Monthly Archives: Julho 2022

CADERNOS DA ÁGUA

Cadernos da Água

de João Reis

by Quetzal

Não conhecendo este Autor de qualquer leitura anterior, e infelizmente com muito pouco feedback acerca do trabalho do mesmo, a boa sinopse no verso do livro com a promessa de uma distopia vivida por uma família portuguesa contada sob diferentes pontos de vista seduziu-me, especialmente porque, tal como todas as boas distopias (1984, Admirável Mundo Novo…), alerta-nos no agora para um futuro em que se agravam os actuais problemas bastantes específicos do nosso país como o são, entre outros, a escassez de água, a alteração das condições climáticas e o choque cultural (tanto com os nossos vizinhos do Norte de África como com outros actuais aliados).

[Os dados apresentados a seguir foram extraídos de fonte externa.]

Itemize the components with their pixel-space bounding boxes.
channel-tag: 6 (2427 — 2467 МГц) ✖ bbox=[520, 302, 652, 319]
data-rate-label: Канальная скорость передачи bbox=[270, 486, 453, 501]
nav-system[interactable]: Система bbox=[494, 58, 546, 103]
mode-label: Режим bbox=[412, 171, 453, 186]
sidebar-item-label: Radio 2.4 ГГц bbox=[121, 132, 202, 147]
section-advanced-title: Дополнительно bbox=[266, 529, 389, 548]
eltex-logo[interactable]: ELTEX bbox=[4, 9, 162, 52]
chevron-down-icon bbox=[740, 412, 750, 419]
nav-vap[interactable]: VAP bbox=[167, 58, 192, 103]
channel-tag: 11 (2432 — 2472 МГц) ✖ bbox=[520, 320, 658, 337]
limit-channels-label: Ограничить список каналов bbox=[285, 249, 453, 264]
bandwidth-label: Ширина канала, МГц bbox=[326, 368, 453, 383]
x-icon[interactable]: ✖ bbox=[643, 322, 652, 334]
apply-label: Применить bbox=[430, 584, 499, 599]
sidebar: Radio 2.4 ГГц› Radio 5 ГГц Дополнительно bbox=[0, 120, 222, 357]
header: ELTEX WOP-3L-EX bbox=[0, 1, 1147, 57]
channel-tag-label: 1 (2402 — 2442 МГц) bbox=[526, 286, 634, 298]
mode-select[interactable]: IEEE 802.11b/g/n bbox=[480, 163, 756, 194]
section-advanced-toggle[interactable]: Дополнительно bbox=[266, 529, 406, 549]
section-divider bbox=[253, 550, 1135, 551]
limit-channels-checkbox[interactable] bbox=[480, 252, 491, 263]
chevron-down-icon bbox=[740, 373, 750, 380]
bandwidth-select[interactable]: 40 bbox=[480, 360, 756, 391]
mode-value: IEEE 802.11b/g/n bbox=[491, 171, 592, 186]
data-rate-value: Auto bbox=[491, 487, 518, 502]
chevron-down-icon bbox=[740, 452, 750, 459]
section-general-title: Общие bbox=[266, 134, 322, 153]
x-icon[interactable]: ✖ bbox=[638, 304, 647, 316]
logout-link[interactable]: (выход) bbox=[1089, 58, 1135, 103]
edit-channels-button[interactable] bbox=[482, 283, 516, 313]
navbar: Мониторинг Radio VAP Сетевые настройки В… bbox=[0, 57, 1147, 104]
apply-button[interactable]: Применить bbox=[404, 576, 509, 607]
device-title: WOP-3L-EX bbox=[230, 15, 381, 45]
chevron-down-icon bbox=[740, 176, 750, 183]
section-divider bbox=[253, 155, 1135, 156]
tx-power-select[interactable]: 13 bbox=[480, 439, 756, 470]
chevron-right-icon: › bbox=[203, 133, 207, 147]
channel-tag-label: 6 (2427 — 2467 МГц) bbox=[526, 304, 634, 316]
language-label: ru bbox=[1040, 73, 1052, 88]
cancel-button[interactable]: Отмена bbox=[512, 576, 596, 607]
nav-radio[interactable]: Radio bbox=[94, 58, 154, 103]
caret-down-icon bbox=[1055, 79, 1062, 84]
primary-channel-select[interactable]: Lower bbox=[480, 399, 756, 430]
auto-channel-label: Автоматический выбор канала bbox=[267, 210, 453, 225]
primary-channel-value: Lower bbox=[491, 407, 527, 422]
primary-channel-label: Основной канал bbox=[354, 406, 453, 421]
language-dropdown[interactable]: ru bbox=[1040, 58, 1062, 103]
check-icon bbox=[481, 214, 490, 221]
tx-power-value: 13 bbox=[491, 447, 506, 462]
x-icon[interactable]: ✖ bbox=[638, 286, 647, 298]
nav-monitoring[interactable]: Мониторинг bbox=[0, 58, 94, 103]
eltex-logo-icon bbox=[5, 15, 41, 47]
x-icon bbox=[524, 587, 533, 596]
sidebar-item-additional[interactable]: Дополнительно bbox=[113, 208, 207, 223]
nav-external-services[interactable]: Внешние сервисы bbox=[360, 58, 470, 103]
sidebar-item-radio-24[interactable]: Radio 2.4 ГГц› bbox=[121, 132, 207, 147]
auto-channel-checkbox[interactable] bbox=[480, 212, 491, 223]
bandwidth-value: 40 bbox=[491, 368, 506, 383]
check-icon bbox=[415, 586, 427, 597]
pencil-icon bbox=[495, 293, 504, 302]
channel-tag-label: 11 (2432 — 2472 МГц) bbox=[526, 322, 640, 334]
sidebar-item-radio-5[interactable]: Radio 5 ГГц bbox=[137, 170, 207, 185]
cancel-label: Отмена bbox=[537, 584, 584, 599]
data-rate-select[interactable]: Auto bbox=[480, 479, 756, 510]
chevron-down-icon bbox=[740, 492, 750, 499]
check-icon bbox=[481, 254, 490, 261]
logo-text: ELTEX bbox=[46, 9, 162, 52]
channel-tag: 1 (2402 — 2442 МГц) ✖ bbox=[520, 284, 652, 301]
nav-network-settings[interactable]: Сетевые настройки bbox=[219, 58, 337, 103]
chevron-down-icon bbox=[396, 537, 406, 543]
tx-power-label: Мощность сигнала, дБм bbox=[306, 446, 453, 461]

Em termos de enredo, o Autor optou por dividir a acção em duas linhas narrativas distintas consoante o espaço narrativo. Uma dessas linhas segue um esqueleto bastante em voga neste momento como as epístolas de um narrador confinado que, sempre passivamente, aguarda num campo de refugiados por um desfecho melhor. A segunda linha narrativa, ainda que nunca separada verdadeiramente da primeira linha, entronca num relato que alterna entre uma história de sobrevivência e uma história de alcançar a outra margem do rio para encontrar a salvação.

Em termos de personagens, Sara, a narradora protagonista, que é mãe e refugiada num campo de concentração refugiados, é sem dúvida a personagem mais explorada e com todo o tipo de camadas psicológicas possíveis (e que ainda são muitas tendo em conta o reduzido número de 244 páginas desta estória). É igualmente pelos olhos dela que o leitor é confrontado com todo o tipo de situações que certamente todos os refugiados do mundo vivem diariamente nos seus campos de refugiados. As outras personagens têm pequenos arcos interessantes, mas verdadeiramente nunca chegamos a criar um vínculo empático tão forte com estas como com a protagonista.

Em termos de espaço narrativo, o Autor criou um amplo segundo plano que vai revelando a conta-gotas, mas não passa em nenhum momento ao detalhe de pormenorizar causas, efeitos, reacções e amplitude de consequências de cada um dos eventos traumáticos desta obra (até porque, acredito, em nenhum momento tem a pretensão de detalhar muito cada um destes eventos).

Em termos de mensagem: “Salve-se, poupe água” passa muitas vezes por um slogan que nos recorda o “Proteja-se, fique em casa” de 2020, mas a verdade é que um slogan, por mais simples que seja, traduz sempre uma mensagem tão forte quanto precisa. E a verdade é que nós, portugueses, com o Sahara aqui tão perto, não andamos a olhar tão atentamente para a questão da água como deveríamos olhar; e muito menos ainda para a necessidade de a poupar perante o quadro de alterações climáticas que TODO o mundo presencia inertemente.

Por fim, quanto à prosa do Autor, a mesma é fluída (ainda que por vezes desnecessariamente explicativa). Por outro lado, o Autor serve-se de todas as opções tipográficas que um processador de texto permite (diversificação de fontes, redução do tamanhos dos caracteres, rasuras profissionais…) para diversificar igualmente pontos de vista das estórias contidas nestes Cadernos da Água. Não é absolutamente original, mas o Autor usa esta ferramenta com a precisão e mestria necessárias para enquadrar na obra vários detalhes sem cair numa forçada artificialidade.

Não sei se o Autor pretende voltar a mergulhar neste universo narrativo, mas para mim o final fica bastante em aberto e com uma revoltante reviravolta (que achei deliciosa). Logo, talvez tenhamos direito ao segundo capítulo desta história. Fico a aguardar com um olho mais atento ao trabalho deste Autor.